Logistic Regression – Consequences of Unbalanced Subgroups of Categorical Variables in Logistic Regression

logisticregressionstepwise regressionunbalanced-classes

I have a dataset of around 120000 (120K) unique individuals. I am fitting a binary logistic regression, where I have around 150 variables to choose from. For the categorical variables, some are very imbalanced. For example, there is a variable that can take on Yes (=1) or No (=0). There are 119K individuals with Yes and the remaining 1K with No.

  1. What are the consequences of having such a variable in the logistic
    regression?

  2. Can it make my results unstable if I have many of these (say 10-20
    similar variables), when using stepwise (forward) or backward
    automatic selection procedures?

  3. What if the predictor / variable is not binary, but has for example
    5 categories where 1 category is largely over or underrepresented?

Best Answer

Stepwise variable selection procedures without using penalized maximum likelihood estimation are invalid. Pre-specify your model or use data reduction (unsupervised learning) first. Much has been written about this. Stepwise variable selection is highly unstable even with nothing but beautiful continuous predictors, and it badly distorts statistical properties of the result.

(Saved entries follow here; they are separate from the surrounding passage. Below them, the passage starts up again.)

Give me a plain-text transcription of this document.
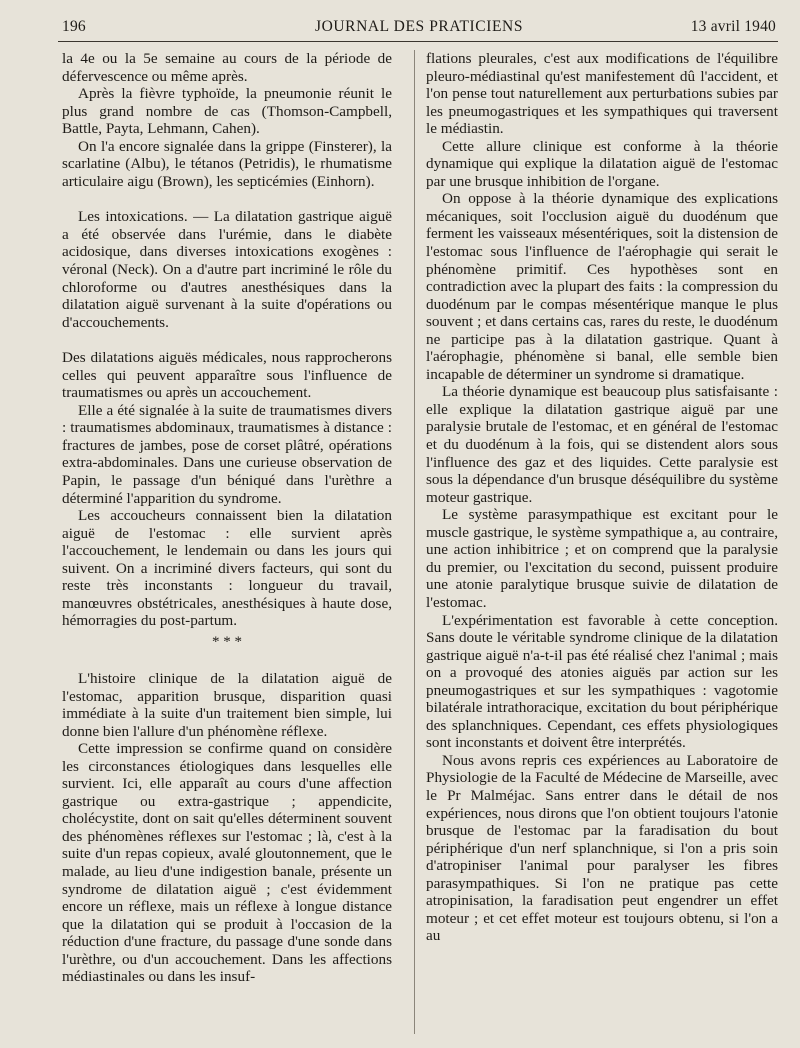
196	JOURNAL DES PRATICIENS	13 avril 1940

la 4e ou la 5e semaine au cours de la période de défervescence ou même après.

Après la fièvre typhoïde, la pneumonie réunit le plus grand nombre de cas (Thomson-Campbell, Battle, Payta, Lehmann, Cahen).

On l'a encore signalée dans la grippe (Finsterer), la scarlatine (Albu), le tétanos (Petridis), le rhumatisme articulaire aigu (Brown), les septicémies (Einhorn).

Les intoxications. — La dilatation gastrique aiguë a été observée dans l'urémie, dans le diabète acidosique, dans diverses intoxications exogènes : véronal (Neck). On a d'autre part incriminé le rôle du chloroforme ou d'autres anesthésiques dans la dilatation aiguë survenant à la suite d'opérations ou d'accouchements.

Des dilatations aiguës médicales, nous rapprocherons celles qui peuvent apparaître sous l'influence de traumatismes ou après un accouchement.

Elle a été signalée à la suite de traumatismes divers : traumatismes abdominaux, traumatismes à distance : fractures de jambes, pose de corset plâtré, opérations extra-abdominales. Dans une curieuse observation de Papin, le passage d'un béniqué dans l'urèthre a déterminé l'apparition du syndrome.

Les accoucheurs connaissent bien la dilatation aiguë de l'estomac : elle survient après l'accouchement, le lendemain ou dans les jours qui suivent. On a incriminé divers facteurs, qui sont du reste très inconstants : longueur du travail, manœuvres obstétricales, anesthésiques à haute dose, hémorragies du post-partum.

* * *

L'histoire clinique de la dilatation aiguë de l'estomac, apparition brusque, disparition quasi immédiate à la suite d'un traitement bien simple, lui donne bien l'allure d'un phénomène réflexe.

Cette impression se confirme quand on considère les circonstances étiologiques dans lesquelles elle survient. Ici, elle apparaît au cours d'une affection gastrique ou extra-gastrique ; appendicite, cholécystite, dont on sait qu'elles déterminent souvent des phénomènes réflexes sur l'estomac ; là, c'est à la suite d'un repas copieux, avalé gloutonnement, que le malade, au lieu d'une indigestion banale, présente un syndrome de dilatation aiguë ; c'est évidemment encore un réflexe, mais un réflexe à longue distance que la dilatation qui se produit à l'occasion de la réduction d'une fracture, du passage d'une sonde dans l'urèthre, ou d'un accouchement. Dans les affections médiastinales ou dans les insuf-

flations pleurales, c'est aux modifications de l'équilibre pleuro-médiastinal qu'est manifestement dû l'accident, et l'on pense tout naturellement aux perturbations subies par les pneumogastriques et les sympathiques qui traversent le médiastin.

Cette allure clinique est conforme à la théorie dynamique qui explique la dilatation aiguë de l'estomac par une brusque inhibition de l'organe.

On oppose à la théorie dynamique des explications mécaniques, soit l'occlusion aiguë du duodénum que ferment les vaisseaux mésentériques, soit la distension de l'estomac sous l'influence de l'aérophagie qui serait le phénomène primitif. Ces hypothèses sont en contradiction avec la plupart des faits : la compression du duodénum par le compas mésentérique manque le plus souvent ; et dans certains cas, rares du reste, le duodénum ne participe pas à la dilatation gastrique. Quant à l'aérophagie, phénomène si banal, elle semble bien incapable de déterminer un syndrome si dramatique.

La théorie dynamique est beaucoup plus satisfaisante : elle explique la dilatation gastrique aiguë par une paralysie brutale de l'estomac, et en général de l'estomac et du duodénum à la fois, qui se distendent alors sous l'influence des gaz et des liquides. Cette paralysie est sous la dépendance d'un brusque déséquilibre du système moteur gastrique.

Le système parasympathique est excitant pour le muscle gastrique, le système sympathique a, au contraire, une action inhibitrice ; et on comprend que la paralysie du premier, ou l'excitation du second, puissent produire une atonie paralytique brusque suivie de dilatation de l'estomac.

L'expérimentation est favorable à cette conception. Sans doute le véritable syndrome clinique de la dilatation gastrique aiguë n'a-t-il pas été réalisé chez l'animal ; mais on a provoqué des atonies aiguës par action sur les pneumogastriques et sur les sympathiques : vagotomie bilatérale intrathoracique, excitation du bout périphérique des splanchniques. Cependant, ces effets physiologiques sont inconstants et doivent être interprétés.

Nous avons repris ces expériences au Laboratoire de Physiologie de la Faculté de Médecine de Marseille, avec le Pr Malméjac. Sans entrer dans le détail de nos expériences, nous dirons que l'on obtient toujours l'atonie brusque de l'estomac par la faradisation du bout périphérique d'un nerf splanchnique, si l'on a pris soin d'atropiniser l'animal pour paralyser les fibres parasympathiques. Si l'on ne pratique pas cette atropinisation, la faradisation peut engendrer un effet moteur ; et cet effet moteur est toujours obtenu, si l'on a au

There are no bad consequences of imbalance, just a fact of life that predictions for infrequent categories will have low precision/wide confidence intervals.

When thinking of imbalance, don't think about relative frequencies but rather use absolute frequencies. If you have 1000 subjects in a category, no matter how low a proportion of the whole that is, you have an excellent information base for making estimates.